Les Tchétchènes ont une histoire compliquée avec Moscou. On évoque souvent la résistance légendaire menée par Imam Chamil contre les armées tsaristes. Mais c’est plutôt la déportation forcée du peuple tchétchène par Staline, en 1944, qui a marqué la conscience moderne. Un quart des Tchétchènes périrent alors, du fait des conditions rudes des steppes russes et kazakhes durant les deux premières années d’exil. Les déportés furent autorisés à retourner dans leur terre natale après la mort du dictateur, mais le Kremlin n’a jamais demandé pardon pour les souffrances causées.

Le conflit contemporain éclate au moment du démembrement de l’URSS. Un mouvement nationaliste s’empare alors de cette petite république montagneuse, et réclame sa souveraineté. C’était dans l’air du temps. Le premier président indépendantiste était un ex-général de l’armée rouge, l’excentrique Djokhar Doudaïev. Moscou essaye de trouver des solutions en négociant avec les autres républiques, mais la guerre éclate en Tchétchénie. La première guerre est lancée en décembre 1994, mais l’armée russe est faible et ne parvient même pas à contrôler cette petite république de 17 000 kilomètres carrés. L’armée russe a comme ordre de se retirer, mais cherche l’occasion pour prendre sa revanche.

La Tchétchénie est, de facto, indépendante pendant trois ans (1996-1999), mais c’est l’échec total: le pays devient la base arrière des militants djihadistes, qui lancent des attaques contre des cibles russes dans les républiques avoisinantes. C’est l’occasion attendue par les militaires russes, et la chance du jeune président Poutine.

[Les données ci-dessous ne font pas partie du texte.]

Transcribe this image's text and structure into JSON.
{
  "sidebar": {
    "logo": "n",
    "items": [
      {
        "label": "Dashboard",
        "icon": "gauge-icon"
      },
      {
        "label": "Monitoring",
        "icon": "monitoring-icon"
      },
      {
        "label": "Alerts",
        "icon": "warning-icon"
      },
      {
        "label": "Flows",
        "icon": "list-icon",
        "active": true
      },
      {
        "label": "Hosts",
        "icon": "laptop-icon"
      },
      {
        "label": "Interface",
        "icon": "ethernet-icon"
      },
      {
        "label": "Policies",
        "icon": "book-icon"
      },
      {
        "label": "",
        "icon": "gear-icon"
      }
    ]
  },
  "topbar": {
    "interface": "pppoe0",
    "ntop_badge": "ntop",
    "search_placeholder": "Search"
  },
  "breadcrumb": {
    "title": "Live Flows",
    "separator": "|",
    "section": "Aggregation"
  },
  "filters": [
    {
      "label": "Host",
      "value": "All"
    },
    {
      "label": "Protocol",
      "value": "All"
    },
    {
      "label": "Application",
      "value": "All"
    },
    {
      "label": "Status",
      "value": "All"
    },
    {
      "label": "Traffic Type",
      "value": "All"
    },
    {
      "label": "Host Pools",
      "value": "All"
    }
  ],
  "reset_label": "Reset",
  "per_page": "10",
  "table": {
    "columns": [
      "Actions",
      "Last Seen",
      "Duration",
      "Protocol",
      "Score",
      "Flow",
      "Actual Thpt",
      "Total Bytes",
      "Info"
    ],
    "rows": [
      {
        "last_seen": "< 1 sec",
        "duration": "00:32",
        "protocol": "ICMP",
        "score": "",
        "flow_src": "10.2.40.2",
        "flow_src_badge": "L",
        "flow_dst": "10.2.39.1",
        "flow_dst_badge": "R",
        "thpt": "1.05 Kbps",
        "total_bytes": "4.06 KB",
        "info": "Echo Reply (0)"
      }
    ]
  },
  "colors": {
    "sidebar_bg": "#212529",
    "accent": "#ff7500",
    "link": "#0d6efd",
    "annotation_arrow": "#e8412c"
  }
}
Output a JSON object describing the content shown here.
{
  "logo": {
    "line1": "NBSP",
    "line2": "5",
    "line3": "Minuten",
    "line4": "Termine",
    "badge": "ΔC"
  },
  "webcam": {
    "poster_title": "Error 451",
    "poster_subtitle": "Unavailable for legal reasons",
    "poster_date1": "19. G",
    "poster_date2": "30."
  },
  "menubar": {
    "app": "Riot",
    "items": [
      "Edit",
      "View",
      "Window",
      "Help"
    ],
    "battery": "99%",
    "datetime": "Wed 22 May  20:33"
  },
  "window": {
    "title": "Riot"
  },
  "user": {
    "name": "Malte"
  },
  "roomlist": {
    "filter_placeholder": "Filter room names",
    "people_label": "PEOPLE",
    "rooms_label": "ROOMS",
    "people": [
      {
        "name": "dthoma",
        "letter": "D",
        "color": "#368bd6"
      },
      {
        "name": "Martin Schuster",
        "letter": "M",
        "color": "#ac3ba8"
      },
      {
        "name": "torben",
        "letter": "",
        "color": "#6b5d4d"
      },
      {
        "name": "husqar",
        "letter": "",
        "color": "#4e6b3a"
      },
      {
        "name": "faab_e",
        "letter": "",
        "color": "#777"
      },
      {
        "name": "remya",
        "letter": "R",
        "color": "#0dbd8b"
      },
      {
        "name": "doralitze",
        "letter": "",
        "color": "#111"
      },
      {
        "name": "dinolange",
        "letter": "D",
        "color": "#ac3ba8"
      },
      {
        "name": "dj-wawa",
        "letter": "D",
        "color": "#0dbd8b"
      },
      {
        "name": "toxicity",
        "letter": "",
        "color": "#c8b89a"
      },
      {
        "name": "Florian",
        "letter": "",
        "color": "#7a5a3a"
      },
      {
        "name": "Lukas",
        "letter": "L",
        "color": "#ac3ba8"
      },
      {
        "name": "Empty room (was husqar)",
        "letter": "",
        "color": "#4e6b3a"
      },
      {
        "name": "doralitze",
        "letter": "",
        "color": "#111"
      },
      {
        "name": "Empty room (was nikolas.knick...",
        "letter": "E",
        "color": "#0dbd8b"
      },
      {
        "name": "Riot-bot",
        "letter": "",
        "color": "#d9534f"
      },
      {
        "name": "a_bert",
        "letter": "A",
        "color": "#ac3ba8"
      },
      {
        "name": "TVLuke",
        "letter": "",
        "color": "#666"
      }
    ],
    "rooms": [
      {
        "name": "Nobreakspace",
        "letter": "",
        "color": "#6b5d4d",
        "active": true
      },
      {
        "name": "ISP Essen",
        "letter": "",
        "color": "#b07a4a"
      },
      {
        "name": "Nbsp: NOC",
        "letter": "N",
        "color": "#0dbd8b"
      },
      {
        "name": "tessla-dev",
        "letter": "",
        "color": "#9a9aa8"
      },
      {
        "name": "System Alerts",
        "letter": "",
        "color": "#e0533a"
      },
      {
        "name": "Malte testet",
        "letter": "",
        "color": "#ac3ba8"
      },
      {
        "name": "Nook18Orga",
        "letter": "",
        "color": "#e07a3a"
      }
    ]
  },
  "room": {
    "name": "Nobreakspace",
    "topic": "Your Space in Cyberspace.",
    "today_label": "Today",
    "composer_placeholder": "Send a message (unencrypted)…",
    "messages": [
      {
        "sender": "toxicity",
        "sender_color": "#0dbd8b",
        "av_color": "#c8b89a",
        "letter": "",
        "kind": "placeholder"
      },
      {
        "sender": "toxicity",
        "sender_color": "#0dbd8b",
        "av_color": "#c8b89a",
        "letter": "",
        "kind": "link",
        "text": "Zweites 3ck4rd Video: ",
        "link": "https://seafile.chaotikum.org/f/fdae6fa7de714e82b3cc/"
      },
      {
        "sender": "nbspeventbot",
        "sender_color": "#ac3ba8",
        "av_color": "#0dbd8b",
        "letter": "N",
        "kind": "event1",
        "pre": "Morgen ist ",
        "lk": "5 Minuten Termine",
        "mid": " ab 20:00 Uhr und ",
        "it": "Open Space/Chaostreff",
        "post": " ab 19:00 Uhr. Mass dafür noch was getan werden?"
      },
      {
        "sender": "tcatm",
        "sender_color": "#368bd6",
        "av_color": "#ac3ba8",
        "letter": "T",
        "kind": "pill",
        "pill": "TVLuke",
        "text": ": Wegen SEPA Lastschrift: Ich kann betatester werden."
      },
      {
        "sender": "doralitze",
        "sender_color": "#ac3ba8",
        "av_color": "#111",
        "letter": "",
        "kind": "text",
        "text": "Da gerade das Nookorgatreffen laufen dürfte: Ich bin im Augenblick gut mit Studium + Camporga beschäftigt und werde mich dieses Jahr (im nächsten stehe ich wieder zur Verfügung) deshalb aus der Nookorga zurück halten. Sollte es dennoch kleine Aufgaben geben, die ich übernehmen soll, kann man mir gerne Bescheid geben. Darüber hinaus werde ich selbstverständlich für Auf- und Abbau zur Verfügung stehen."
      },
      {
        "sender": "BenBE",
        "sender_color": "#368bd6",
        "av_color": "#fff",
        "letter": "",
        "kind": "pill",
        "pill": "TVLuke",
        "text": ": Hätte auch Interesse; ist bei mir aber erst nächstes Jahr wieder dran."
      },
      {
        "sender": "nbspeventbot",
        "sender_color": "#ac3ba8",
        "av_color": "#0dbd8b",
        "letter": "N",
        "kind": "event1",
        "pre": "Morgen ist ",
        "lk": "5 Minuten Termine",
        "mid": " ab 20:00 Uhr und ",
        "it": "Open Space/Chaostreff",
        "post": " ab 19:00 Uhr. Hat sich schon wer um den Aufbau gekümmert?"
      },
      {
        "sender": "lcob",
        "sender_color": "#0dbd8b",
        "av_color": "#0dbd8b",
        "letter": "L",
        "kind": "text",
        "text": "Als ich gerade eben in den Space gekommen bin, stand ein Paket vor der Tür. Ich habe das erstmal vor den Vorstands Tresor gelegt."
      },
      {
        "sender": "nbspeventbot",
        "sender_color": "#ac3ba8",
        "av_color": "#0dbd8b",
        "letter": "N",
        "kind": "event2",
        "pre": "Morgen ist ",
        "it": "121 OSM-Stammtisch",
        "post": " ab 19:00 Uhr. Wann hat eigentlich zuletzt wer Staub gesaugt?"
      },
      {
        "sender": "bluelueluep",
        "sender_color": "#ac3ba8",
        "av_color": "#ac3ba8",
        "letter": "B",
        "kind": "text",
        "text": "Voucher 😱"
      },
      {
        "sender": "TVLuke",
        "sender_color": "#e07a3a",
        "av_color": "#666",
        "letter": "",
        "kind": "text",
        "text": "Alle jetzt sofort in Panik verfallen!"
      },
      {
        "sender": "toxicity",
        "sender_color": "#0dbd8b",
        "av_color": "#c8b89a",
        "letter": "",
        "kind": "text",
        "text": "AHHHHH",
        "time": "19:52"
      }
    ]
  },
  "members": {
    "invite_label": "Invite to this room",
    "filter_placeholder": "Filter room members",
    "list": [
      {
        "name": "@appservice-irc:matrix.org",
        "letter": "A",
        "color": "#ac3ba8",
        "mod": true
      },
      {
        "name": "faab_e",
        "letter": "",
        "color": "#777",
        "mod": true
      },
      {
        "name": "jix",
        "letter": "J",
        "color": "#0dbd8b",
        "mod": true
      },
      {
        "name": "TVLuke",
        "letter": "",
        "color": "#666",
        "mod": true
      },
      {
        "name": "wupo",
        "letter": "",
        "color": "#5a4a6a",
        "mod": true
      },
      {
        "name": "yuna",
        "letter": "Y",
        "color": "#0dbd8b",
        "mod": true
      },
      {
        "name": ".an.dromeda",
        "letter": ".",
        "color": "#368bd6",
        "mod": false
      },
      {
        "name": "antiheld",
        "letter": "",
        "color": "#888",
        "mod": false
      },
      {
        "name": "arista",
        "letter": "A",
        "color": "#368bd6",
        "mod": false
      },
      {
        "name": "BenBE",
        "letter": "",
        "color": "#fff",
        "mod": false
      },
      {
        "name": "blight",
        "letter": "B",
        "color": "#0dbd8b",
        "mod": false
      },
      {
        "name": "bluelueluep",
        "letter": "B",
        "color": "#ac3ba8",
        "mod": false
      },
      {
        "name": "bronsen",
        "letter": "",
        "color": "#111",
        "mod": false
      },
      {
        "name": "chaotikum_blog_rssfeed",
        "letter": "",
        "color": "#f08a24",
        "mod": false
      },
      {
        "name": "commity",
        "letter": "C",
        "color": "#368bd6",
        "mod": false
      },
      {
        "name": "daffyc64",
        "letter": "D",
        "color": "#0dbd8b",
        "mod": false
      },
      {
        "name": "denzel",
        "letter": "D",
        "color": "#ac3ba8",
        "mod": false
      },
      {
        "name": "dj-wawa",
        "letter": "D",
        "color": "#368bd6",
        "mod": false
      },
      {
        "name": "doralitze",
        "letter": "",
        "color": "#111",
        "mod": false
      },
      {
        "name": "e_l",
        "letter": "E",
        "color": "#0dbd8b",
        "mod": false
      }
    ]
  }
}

La défaite du nationalisme tchétchène ouvre la voie à l’émergence du djihadisme dans tout le Caucase du Nord. Si le projet nationaliste s’inscrivait dans le contexte du «printemps des peuples» soviétique, le djihadisme ne porte pas un projet défini, mais plutôt l’expression d’un désarroi qui reflète la désintégration des structures sociales traditionnelles: la tribu, la famille patriarcale et les relations sociales clientélistes.

Poutine gagne largement sa guerre dans le nord du Caucase: la résistance tchétchène est presque écrasée – il ne reste que quelques centaines de combattants réfugiés dans des régions montagneuses inaccessibles –, et tous les dirigeants historiques du nationalisme et du djihadisme sont tués: Djokhar Doudaïev, le premier président, Aslan Maskhadov, qui a mené les deux guerres contre les forces russes, et Chamil Basaïev, le chef militaire.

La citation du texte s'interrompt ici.